As if it knew my plans, the box wouldn't budge when I tried to slide it toward me. A task I had assumed would take only a minimal effort before I could inspect what was inside and unceremoniously pitch it and its contents into the great beyond. Which, for my purposes, was a forty-thousand-yard dumpster I'd rented to haul away all the things my father had owned that had somehow avoided eviction all these years. I increased pressure, and the box suddenly came loose, bringing with it a chip of paint from the shelf where it had stuck.

When I tipped up the lid, I found a leather-bound book tooled with flowers and smelling of age and must.

The book held sepia-toned photographs affixed to cards ... professional portraits, some of which bore the imprint of studios with Spindle and Collar City addresses. Someone had carefully inserted each photograph into the ornate windows of album's thick pages. They seemed remarkably preserved despite the fact that some had shifted over the years, their edges out of alignment, where they'd come unglued.

Known as Cabinet Cards, (I learned from Wikipedia) this style of photography hit the height of its popularity in the 1880s and 90s. And, as the name implies, were intended for display inside glass curio cabinets. The cards, however, fell out of favor by the 1920s once consumer market cameras and mass-produced picture postcards came on the scene.

As I flipped through the book, I met some unfamiliar faces: Men with wild hair and even wilder beards, the cut of their clothes suggested they were professionals, although some wore the garments of the priesthood; Women of all ages, some looking dour as they perched on the edge of an ornate settee, while others gazed sweetly into the camera as they stood wasp-waisted in layered skirts; One person, sitting ramrod straight, donning tartan togs and a high-tufted hairdo, defied gender typing. There were even a few children: girls with their long hair in bows, wearing straight-line dresses that reached their ankles.

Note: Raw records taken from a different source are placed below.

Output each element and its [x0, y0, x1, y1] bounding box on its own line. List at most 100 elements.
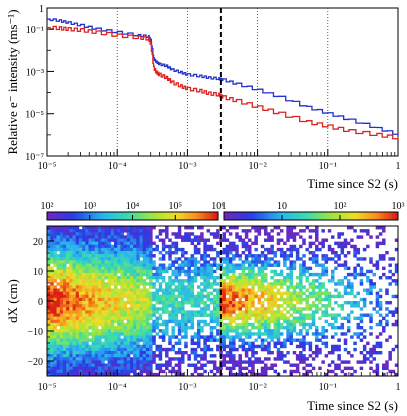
heatmap-cell [142, 269, 147, 274]
heatmap-cell [299, 297, 303, 302]
heatmap-cell [394, 363, 399, 367]
heatmap-cell [139, 288, 144, 292]
heatmap-cell [133, 332, 137, 336]
heatmap-cell [142, 360, 147, 364]
heatmap-cell [66, 272, 70, 277]
heatmap-cell [136, 229, 140, 233]
heatmap-cell [133, 247, 137, 252]
heatmap-cell [177, 257, 182, 261]
heatmap-cell [117, 226, 121, 230]
heatmap-cell [315, 232, 319, 236]
heatmap-cell [56, 307, 61, 311]
heatmap-cell [225, 238, 230, 242]
heatmap-cell [391, 272, 396, 277]
heatmap-cell [59, 254, 64, 258]
heatmap-cell [155, 288, 159, 292]
heatmap-cell [133, 276, 137, 280]
heatmap-cell [139, 351, 144, 355]
heatmap-cell [273, 341, 278, 346]
heatmap-cell [85, 335, 89, 339]
heatmap-cell [66, 229, 70, 233]
heatmap-cell [82, 304, 86, 308]
heatmap-cell [235, 360, 239, 364]
heatmap-cell [50, 307, 54, 311]
heatmap-cell [311, 319, 316, 324]
heatmap-cell [85, 357, 89, 361]
heatmap-cell [184, 326, 188, 330]
top-x-tick-label-4: 10⁻¹ [319, 161, 337, 172]
heatmap-cell [248, 301, 252, 305]
heatmap-cell [228, 310, 233, 314]
colorbar-right-swatch [386, 212, 390, 220]
heatmap-cell [203, 244, 207, 249]
heatmap-cell [66, 251, 70, 255]
heatmap-cell [117, 301, 121, 305]
heatmap-cell [110, 257, 115, 261]
heatmap-cell [98, 244, 102, 249]
heatmap-cell [72, 294, 77, 299]
heatmap-cell [120, 276, 124, 280]
heatmap-cell [107, 307, 112, 311]
heatmap-cell [203, 347, 207, 352]
heatmap-cell [136, 235, 140, 239]
heatmap-cell [142, 272, 147, 277]
heatmap-cell [59, 260, 64, 264]
heatmap-cell [196, 338, 201, 342]
heatmap-cell [78, 369, 83, 374]
heatmap-cell [263, 263, 268, 267]
heatmap-cell [228, 294, 233, 299]
heatmap-cell [126, 232, 131, 236]
colorbar-left-swatch [126, 212, 131, 220]
heatmap-cell [289, 363, 293, 367]
heatmap-cell [254, 338, 258, 342]
heatmap-cell [343, 338, 348, 342]
heatmap-cell [114, 269, 118, 274]
heatmap-cell [165, 297, 169, 302]
heatmap-cell [129, 244, 134, 249]
heatmap-cell [305, 329, 309, 333]
colorbar-left-swatch [166, 212, 171, 220]
heatmap-cell [161, 279, 166, 283]
heatmap-cell [171, 304, 175, 308]
heatmap-cell [311, 260, 316, 264]
heatmap-cell [120, 272, 124, 277]
heatmap-cell [305, 301, 309, 305]
heatmap-cell [145, 351, 150, 355]
heatmap-cell [244, 366, 249, 371]
heatmap-cell [196, 226, 201, 230]
heatmap-cell [145, 347, 150, 352]
heatmap-cell [53, 291, 57, 296]
heatmap-cell [232, 344, 236, 349]
heatmap-cell [91, 372, 96, 377]
heatmap-cell [225, 335, 230, 339]
heatmap-cell [94, 319, 99, 324]
heatmap-cell [181, 254, 185, 258]
heatmap-cell [66, 241, 70, 246]
heatmap-cell [110, 351, 115, 355]
heatmap-cell [110, 357, 115, 361]
heatmap-cell [47, 351, 51, 355]
heatmap-cell [283, 241, 287, 246]
heatmap-cell [324, 238, 329, 242]
heatmap-cell [56, 301, 61, 305]
heatmap-cell [47, 241, 51, 246]
heatmap-cell [286, 297, 290, 302]
heatmap-cell [47, 322, 51, 327]
heatmap-cell [152, 294, 156, 299]
heatmap-cell [263, 363, 268, 367]
heatmap-cell [158, 272, 163, 277]
colorbar-right-swatch [250, 212, 254, 220]
heatmap-cell [315, 244, 319, 249]
heatmap-cell [369, 347, 373, 352]
heatmap-cell [78, 307, 83, 311]
heatmap-cell [126, 288, 131, 292]
heatmap-cell [200, 297, 204, 302]
heatmap-cell [133, 338, 137, 342]
heatmap-cell [190, 372, 195, 377]
heatmap-cell [196, 335, 201, 339]
heatmap-cell [145, 319, 150, 324]
heatmap-cell [260, 322, 265, 327]
heatmap-cell [254, 344, 258, 349]
heatmap-cell [181, 269, 185, 274]
heatmap-cell [302, 307, 306, 311]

As I continued to study the faces, it seemed entirely possible that at least some of these beautiful Victorian strangers had come from the old country only by mail. Perhaps, they were tucked into letters and sent by airmail half a world away. Just like my father's sister reported to have seen herself and her siblings on a mantle in Ireland when she made a pilgrimage there to meet our Irish cousins. Like these images those real-life relatives were essentially strangers she only knew about from reading letters traded between her late parents and theirs.

My aunt didn’t recognize anyone either. Nor did anyone in my mother's branch of the family.

Perhaps it was just a silent hobby of someone now long departed; A collection of paper wonders that would take up space on a shelf (albeit in a newer shoebox) destined to confound its next discoverer. A mystery worth living on in posterity.